Nong Art actually reposted the message amid admissions made by many Peemayers including former PNP chief-now Sen. Ronald ‘Bato’ dela Rosa and outgoing PNP chief, Gen. Oscar Albayalde that they also underwent hazing from their upperclassmen although those punishments molded them into becoming much better officer.
“I’m reposting this from a Chat Group, in the light of the PMA hazing issue. Although this is addressed to the alumni of the PMA, it would be an interesting reading for those who may want to know the whys and wherefores of the PMA sub-culture that we call hazing, from another perspective...,” said retired Gen. Lomibao, the famed rebel hunter who rose to become the country’s top cop.
He was referring to a letter from a PMA ‘outsider’ which goes:
AN APPEAL TO THE ALUMNI
(From a civilian instructor)
Dear Sirs and Ma’ams,
First, allow me to briefly introduce myself. I am Ena Luga, a part-time civilian instructor at the PMA. Unlike my dedicated colleagues who have been in PMA for a decade or more, I have only recently started teaching in PMA with a 2-year hiatus prior to this Academic Year. My students have been mostly fourth class (first year cadets a.k.a. “plebes”) cadets, and I have been grateful for my time with them even when I end up exhausted from trying to keep them awake in class.
I have not always dreamt of becoming a teacher, but I later realized the impact a teacher can have on her/his students. As such, teaching at PMA is not only a job to me, but a rare privilege to contribute to the molding of this country’s - and MY - future leaders. It is with this mindset that I enter the classroom.
Whenever time permits, I try to learn about my students - who they are, what their thoughts are, and the things they go through. And I try to go beyond our lesson, and go into what I think is more essential for them to learn beyond the academic requirements... and that is the transmission of ideals and principles that my parents have instilled in me.
My father has taught me the following, as he has learned from his dad:
*Courage - it is not only found in the battlefield. Courage is doing what is right AND standing up against what is wrong.
*Integrity - it is going beyond unity within a class or an organization. It is what is done behind closed doors. In the context of the ccafp, it is what is done when there is no upperclass/tac-o/oc roaming around.
*Loyalty - it is not loyalty to a particular individual or organization, but it is being loyal to what is right, true, and just.
With these principles, I try to correct misconceptions and malpractices expressed in my classroom. And I am sure I am not the only one.
Unfortunately, despite our zeal as civilian instructors, we will never have the same impact on cadets as you, the alumni.
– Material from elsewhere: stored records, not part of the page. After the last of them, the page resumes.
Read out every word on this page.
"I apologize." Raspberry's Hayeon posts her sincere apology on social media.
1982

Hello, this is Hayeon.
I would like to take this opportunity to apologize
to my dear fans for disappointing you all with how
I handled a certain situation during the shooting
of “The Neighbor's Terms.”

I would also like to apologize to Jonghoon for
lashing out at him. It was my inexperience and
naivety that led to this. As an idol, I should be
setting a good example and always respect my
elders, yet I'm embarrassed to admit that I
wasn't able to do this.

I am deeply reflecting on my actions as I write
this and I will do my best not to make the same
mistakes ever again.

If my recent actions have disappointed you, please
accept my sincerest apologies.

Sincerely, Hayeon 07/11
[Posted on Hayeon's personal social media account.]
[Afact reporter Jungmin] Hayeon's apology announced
We remain outsiders, because despite our various affiliations with PMA (being a wife/child/sibling/cousin/grandchild/parent of cadet/s and/or alumni, and being in PMA for decades more), we will never be a part of your organization. We did not go through what you went through inside the barracks. As such, we will never fully comprehend the complexities of cadetship at the PMA.
It is knowing and accepting these facts that I, as an outsider part-time civilian instructor, humbly appeal to you, the alumni, to recognize your continued contribution to the molding of cadets. Even without personal interactions, through various social media platforms, they listen to you. They take what you say as truth - as the standard. They take their cues from you.
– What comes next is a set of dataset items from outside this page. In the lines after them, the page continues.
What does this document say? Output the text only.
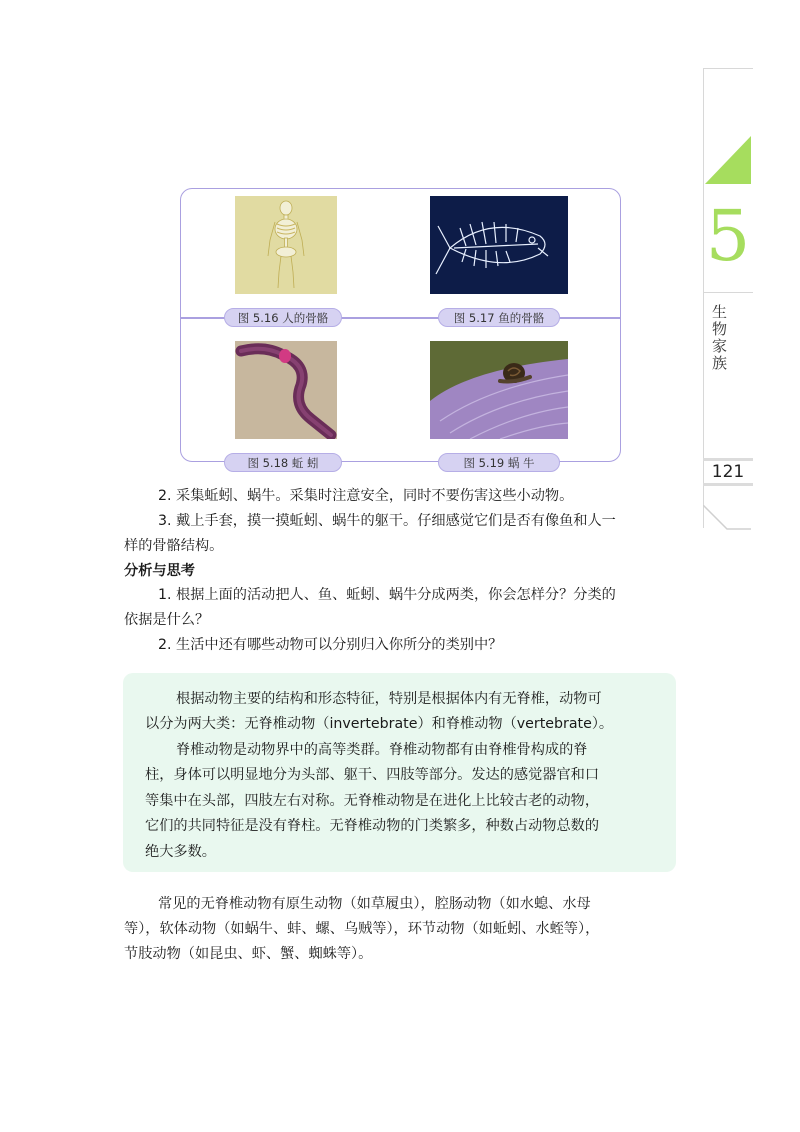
5
生物家族
121
图 5.16 人的骨骼	图 5.17 鱼的骨骼
图 5.18 蚯 蚓	图 5.19 蜗 牛
2. 采集蚯蚓、蜗牛。采集时注意安全，同时不要伤害这些小动物。
3. 戴上手套，摸一摸蚯蚓、蜗牛的躯干。仔细感觉它们是否有像鱼和人一
样的骨骼结构。
分析与思考
1. 根据上面的活动把人、鱼、蚯蚓、蜗牛分成两类，你会怎样分？分类的
依据是什么？
2. 生活中还有哪些动物可以分别归入你所分的类别中？
根据动物主要的结构和形态特征，特别是根据体内有无脊椎，动物可
以分为两大类：无脊椎动物（invertebrate）和脊椎动物（vertebrate）。
脊椎动物是动物界中的高等类群。脊椎动物都有由脊椎骨构成的脊
柱，身体可以明显地分为头部、躯干、四肢等部分。发达的感觉器官和口
等集中在头部，四肢左右对称。无脊椎动物是在进化上比较古老的动物，
它们的共同特征是没有脊柱。无脊椎动物的门类繁多，种数占动物总数的
绝大多数。
常见的无脊椎动物有原生动物（如草履虫），腔肠动物（如水螅、水母
等），软体动物（如蜗牛、蚌、螺、乌贼等），环节动物（如蚯蚓、水蛭等），
节肢动物（如昆虫、虾、蟹、蜘蛛等）。
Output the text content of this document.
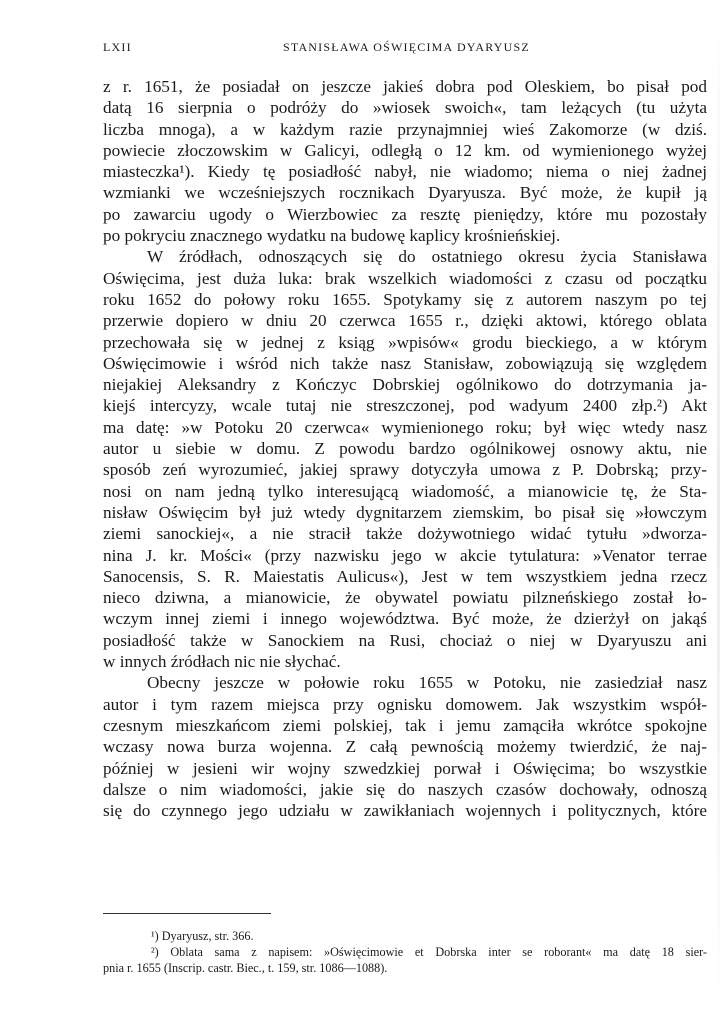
LXII	STANISŁAWA OŚWIĘCIMA DYARYUSZ
z r. 1651, że posiadał on jeszcze jakieś dobra pod Oleskiem, bo pisał pod
datą 16 sierpnia o podróży do »wiosek swoich«, tam leżących (tu użyta
liczba mnoga), a w każdym razie przynajmniej wieś Zakomorze (w dziś.
powiecie złoczowskim w Galicyi, odległą o 12 km. od wymienionego wyżej
miasteczka¹). Kiedy tę posiadłość nabył, nie wiadomo; niema o niej żadnej
wzmianki we wcześniejszych rocznikach Dyaryusza. Być może, że kupił ją
po zawarciu ugody o Wierzbowiec za resztę pieniędzy, które mu pozostały
po pokryciu znacznego wydatku na budowę kaplicy krośnieńskiej.
W źródłach, odnoszących się do ostatniego okresu życia Stanisława
Oświęcima, jest duża luka: brak wszelkich wiadomości z czasu od początku
roku 1652 do połowy roku 1655. Spotykamy się z autorem naszym po tej
przerwie dopiero w dniu 20 czerwca 1655 r., dzięki aktowi, którego oblata
przechowała się w jednej z ksiąg »wpisów« grodu bieckiego, a w którym
Oświęcimowie i wśród nich także nasz Stanisław, zobowiązują się względem
niejakiej Aleksandry z Kończyc Dobrskiej ogólnikowo do dotrzymania ja-
kiejś intercyzy, wcale tutaj nie streszczonej, pod wadyum 2400 złp.²) Akt
ma datę: »w Potoku 20 czerwca« wymienionego roku; był więc wtedy nasz
autor u siebie w domu. Z powodu bardzo ogólnikowej osnowy aktu, nie
sposób zeń wyrozumieć, jakiej sprawy dotyczyła umowa z P. Dobrską; przy-
nosi on nam jedną tylko interesującą wiadomość, a mianowicie tę, że Sta-
nisław Oświęcim był już wtedy dygnitarzem ziemskim, bo pisał się »łowczym
ziemi sanockiej«, a nie stracił także dożywotniego widać tytułu »dworza-
nina J. kr. Mości« (przy nazwisku jego w akcie tytulatura: »Venator terrae
Sanocensis, S. R. Maiestatis Aulicus«), Jest w tem wszystkiem jedna rzecz
nieco dziwna, a mianowicie, że obywatel powiatu pilzneńskiego został ło-
wczym innej ziemi i innego województwa. Być może, że dzierżył on jakąś
posiadłość także w Sanockiem na Rusi, chociaż o niej w Dyaryuszu ani
w innych źródłach nic nie słychać.
Obecny jeszcze w połowie roku 1655 w Potoku, nie zasiedział nasz
autor i tym razem miejsca przy ognisku domowem. Jak wszystkim współ-
czesnym mieszkańcom ziemi polskiej, tak i jemu zamąciła wkrótce spokojne
wczasy nowa burza wojenna. Z całą pewnością możemy twierdzić, że naj-
później w jesieni wir wojny szwedzkiej porwał i Oświęcima; bo wszystkie
dalsze o nim wiadomości, jakie się do naszych czasów dochowały, odnoszą
się do czynnego jego udziału w zawikłaniach wojennych i politycznych, które
¹) Dyaryusz, str. 366.
²) Oblata sama z napisem: »Oświęcimowie et Dobrska inter se roborant« ma datę 18 sier-
pnia r. 1655 (Inscrip. castr. Biec., t. 159, str. 1086—1088).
In relation to the recent death of Cadet Dormitorio as a result of maltreatment, one of several already in the history of PMA, I beg of you to make a strong, bold, and clear stand against maltreatment in the Corps. Otherwise, this practice will continue to be perpetuated inside the Academy because cadets look up to you, their upperclass, who have undergone such hardships and have made it through.
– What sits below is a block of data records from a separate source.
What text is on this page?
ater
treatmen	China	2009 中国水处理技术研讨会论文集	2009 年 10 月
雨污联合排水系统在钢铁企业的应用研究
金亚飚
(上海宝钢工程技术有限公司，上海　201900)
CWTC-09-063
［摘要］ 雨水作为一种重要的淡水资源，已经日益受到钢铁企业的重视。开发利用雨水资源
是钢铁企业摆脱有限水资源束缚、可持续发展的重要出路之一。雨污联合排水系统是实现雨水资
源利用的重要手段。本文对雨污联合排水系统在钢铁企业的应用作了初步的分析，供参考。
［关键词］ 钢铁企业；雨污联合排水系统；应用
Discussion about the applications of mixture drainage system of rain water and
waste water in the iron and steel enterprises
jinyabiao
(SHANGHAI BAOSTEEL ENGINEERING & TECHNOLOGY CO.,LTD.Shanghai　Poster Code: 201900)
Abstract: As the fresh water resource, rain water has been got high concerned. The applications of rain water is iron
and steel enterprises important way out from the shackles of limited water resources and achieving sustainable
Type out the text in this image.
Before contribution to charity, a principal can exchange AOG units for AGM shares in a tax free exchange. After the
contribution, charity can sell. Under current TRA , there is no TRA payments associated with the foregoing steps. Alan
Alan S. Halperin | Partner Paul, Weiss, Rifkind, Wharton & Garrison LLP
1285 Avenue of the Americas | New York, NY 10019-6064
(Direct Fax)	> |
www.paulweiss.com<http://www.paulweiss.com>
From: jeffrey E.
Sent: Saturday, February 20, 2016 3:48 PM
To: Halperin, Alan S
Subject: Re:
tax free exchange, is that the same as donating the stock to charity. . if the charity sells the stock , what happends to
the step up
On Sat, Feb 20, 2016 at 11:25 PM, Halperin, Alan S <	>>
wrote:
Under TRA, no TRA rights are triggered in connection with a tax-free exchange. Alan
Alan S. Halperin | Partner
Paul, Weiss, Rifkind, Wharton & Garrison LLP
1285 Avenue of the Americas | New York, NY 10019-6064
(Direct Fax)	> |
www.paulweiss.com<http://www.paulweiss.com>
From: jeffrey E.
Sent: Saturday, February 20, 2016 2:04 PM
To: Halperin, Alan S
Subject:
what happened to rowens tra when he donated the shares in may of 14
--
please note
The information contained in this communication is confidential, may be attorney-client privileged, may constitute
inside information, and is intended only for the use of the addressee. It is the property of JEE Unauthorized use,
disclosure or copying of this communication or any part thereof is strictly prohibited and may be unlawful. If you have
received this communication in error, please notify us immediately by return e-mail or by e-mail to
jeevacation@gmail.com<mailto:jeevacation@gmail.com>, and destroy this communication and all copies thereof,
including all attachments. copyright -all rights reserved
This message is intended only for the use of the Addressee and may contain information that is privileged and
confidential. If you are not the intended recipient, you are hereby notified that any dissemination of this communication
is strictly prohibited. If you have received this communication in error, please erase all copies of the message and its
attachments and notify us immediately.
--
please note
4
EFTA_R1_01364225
If, for any reason, you cannot send a strong message to the cadets that this practice is outrightly wrong and unnecessary to their training, then may I suggest that it just be removed from the regulations to stop the confusion arising from the duality of what is being taught to them in principle and in practice. To those who have made a clear and bold stance against maltreatment, thank you.